Безыменный приток Белой, начинавшийся где-то на склонах Анадырского хребта, был не очень глубокой, но зато широкой рекой. Над водой выступали гладкие темные спины многочисленных валунов. Поварня стояла на левом берегу реки, а небольшая тополиная рощица ютилась на правом.
Неподалеку от поварни мы и увидели четыре креста: три высоких и один небольшой, похожий на обычный могильный крест. Два крайних, стоявших особняком, сразу же показались нам очень старыми; еще издали заметили мы, что черное потрескавшееся дерево иссечено ветрами, а внизу поземка «подгрызла» кресты, и они вот-вот могли упасть. Никаких надписей на этих крестах не сохранилось, а может быть их никогда и не было. Они возвышались посреди арктической тундры, как безмолвные памятники всем, кто жил, боролся и погиб на Севере. Наверное, их водрузили здесь еще во времена землепроходчества над могилами павших товарищи по скитаниям, водрузили — и ушли дальше, затерялись где-то в просторах Арктики, канули в небытие, а кресты над безыменными могилами все стояли, широко раскинув черные перекладины. А потом рядом с ними появилось два новых креста. На одном из них, высоком, мы прочитали еще хорошо сохранившуюся надпись:
Жильцов Андрей Павлович. Русская полярная экспедиция. 1914–1916Мы расследовали историю экспедиции, исчезнувшей сорок лет назад, и, конечно, никого из ее участников не надеялись застать в живых. И все-таки, когда на маленьком кресте мы с трудом разобрали имя астронома Мазурина, всех нас охватила глубокая тоска, и руки сами потянулись к шапкам.
Низенькая старая поварня казалась глубоко вросшей в землю. Прежде чем войти в нее, нам пришлось срыть грунт перед порогом; видимо, поварня уже очень давно никем не посещалась…
Мне трудно передать сейчас свое первое впечатление от всего, что мы увидели внутри поварни, а увидели мы странную картину: пол был завален порванными и порезанными листами из тетрадей и путевых журналов, а посреди этого хаоса лежали останки человека… Мы радостно вздохнули, когда снова вышли наружу, почувствовали прикосновение холодного ветерка, услышали шум реки и шелест листвы в леваде; мир показался нам особенно чистым, сквозным, просторным, и уже с совершенно иным чувством смотрели мы и на неяркие цветы куропаточьей травы, и на чешуйчатые стебельки шикши, и на ватные головки пушицы, качавшиеся над болотцем…

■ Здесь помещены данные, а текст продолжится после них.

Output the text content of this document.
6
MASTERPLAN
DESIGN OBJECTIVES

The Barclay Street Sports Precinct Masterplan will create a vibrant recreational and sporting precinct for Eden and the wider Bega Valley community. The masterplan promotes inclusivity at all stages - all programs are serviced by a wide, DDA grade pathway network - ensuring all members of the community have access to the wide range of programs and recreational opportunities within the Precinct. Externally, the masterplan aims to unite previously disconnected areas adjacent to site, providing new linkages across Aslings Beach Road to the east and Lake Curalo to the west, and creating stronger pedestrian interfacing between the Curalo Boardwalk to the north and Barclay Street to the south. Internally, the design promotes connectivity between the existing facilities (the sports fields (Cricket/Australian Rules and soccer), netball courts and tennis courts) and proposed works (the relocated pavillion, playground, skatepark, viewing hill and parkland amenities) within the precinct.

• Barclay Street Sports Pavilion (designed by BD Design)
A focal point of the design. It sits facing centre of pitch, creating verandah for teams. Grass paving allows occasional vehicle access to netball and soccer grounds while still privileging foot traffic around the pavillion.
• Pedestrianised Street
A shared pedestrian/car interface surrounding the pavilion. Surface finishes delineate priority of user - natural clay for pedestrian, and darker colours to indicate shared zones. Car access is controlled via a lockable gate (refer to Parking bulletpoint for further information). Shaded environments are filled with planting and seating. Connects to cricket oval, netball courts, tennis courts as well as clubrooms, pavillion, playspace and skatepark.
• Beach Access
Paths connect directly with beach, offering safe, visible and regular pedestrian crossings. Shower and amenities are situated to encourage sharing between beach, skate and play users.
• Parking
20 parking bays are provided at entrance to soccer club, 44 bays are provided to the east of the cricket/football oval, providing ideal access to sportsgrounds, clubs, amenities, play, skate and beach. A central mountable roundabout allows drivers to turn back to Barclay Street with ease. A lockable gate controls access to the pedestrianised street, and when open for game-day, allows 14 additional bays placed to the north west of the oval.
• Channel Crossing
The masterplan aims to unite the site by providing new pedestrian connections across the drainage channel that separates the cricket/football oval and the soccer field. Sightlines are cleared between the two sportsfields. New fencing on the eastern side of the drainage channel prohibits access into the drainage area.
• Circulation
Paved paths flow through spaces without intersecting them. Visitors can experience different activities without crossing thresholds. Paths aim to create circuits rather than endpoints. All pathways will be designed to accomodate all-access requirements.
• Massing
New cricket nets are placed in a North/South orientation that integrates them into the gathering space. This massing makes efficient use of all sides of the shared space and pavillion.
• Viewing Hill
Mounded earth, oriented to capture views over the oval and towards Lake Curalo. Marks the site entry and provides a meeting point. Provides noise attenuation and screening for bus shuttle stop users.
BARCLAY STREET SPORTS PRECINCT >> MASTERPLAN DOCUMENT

Долго молчавший Березкин сказал:
— Отсюда Зальцман начал отсчитывать шаги, — и махнул рукой в сторону левады.
Это замечание вернуло всех нас к действительности. Мы возвратились в поварню, обходя скелет с остатками одежды, тщательно собрали все бумаги, а пилот нашел у стены сильно поржавевший охотничий нож и тоже захватил его с собой. Со всем этим багажом мы отправились к вертолету, чтобы там привести в порядок найденные бумаги к вообще разобраться в своих впечатлениях.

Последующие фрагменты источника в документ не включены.